La patrie, c'est quand tu arrives au beau milieu de ta vie, que tu te retrouves seul, sans foi ni biens, sans amis ni ennemis, sans armes ni larmes, sans volonté ni révolte puis qu'en pleine errance, tu t'abandonnes à fixer l'asphalte, que tu souris et que tu y vois un repère après lequel il ne peut y avoir d'égarement.
La patrie, petit, se résume dans son regard.
La patrie, petit, c'est quand tu t'exiles dans ses bras, que tu t'abandonnes à son sourire et que tu t'oublies à la contempler.
Un jour peut-être, tu comprendras, que la patrie, c'est elle, petit.

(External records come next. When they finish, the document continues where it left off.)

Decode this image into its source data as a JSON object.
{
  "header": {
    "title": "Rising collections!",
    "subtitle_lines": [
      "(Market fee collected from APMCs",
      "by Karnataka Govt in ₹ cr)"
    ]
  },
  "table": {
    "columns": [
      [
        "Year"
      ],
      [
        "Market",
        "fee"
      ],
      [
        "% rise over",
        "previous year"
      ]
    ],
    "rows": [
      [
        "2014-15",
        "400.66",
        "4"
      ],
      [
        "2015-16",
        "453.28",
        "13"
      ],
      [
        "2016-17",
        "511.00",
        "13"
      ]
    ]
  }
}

La patrie, on l'aime ou on la quitte et même quand on la quitte, on l'emporte avec soi, sans le vouloir, sans le savoir mais on s'en rend compte une fois, un dimanche après-midi, ennuyeux, interminable et pluvieux. Au milieu des cheveux blonds, des regards émeraude, on se dit que rien ne vaut le chaos ambiant dans une ruelle du centre-ville entre matraques d'une police sauvage, aspirations dictatoriales de ces masses appauvries, incultes et approximativement pieuses et du fricassé dont le goût et le gras sont noyés dans celui de l'harissa.
Ausculte ton cœur petit, entends-tu ces battements à un rythme effréné, petit. Au final, c'est ce qui reste de la patrie quand tout s'en va, petit...
4 commentaires:
Sincèrement touchée. Merci d'avoir partagé ça
le domaine de Shadrapa :) ychaya7 ri9ek :)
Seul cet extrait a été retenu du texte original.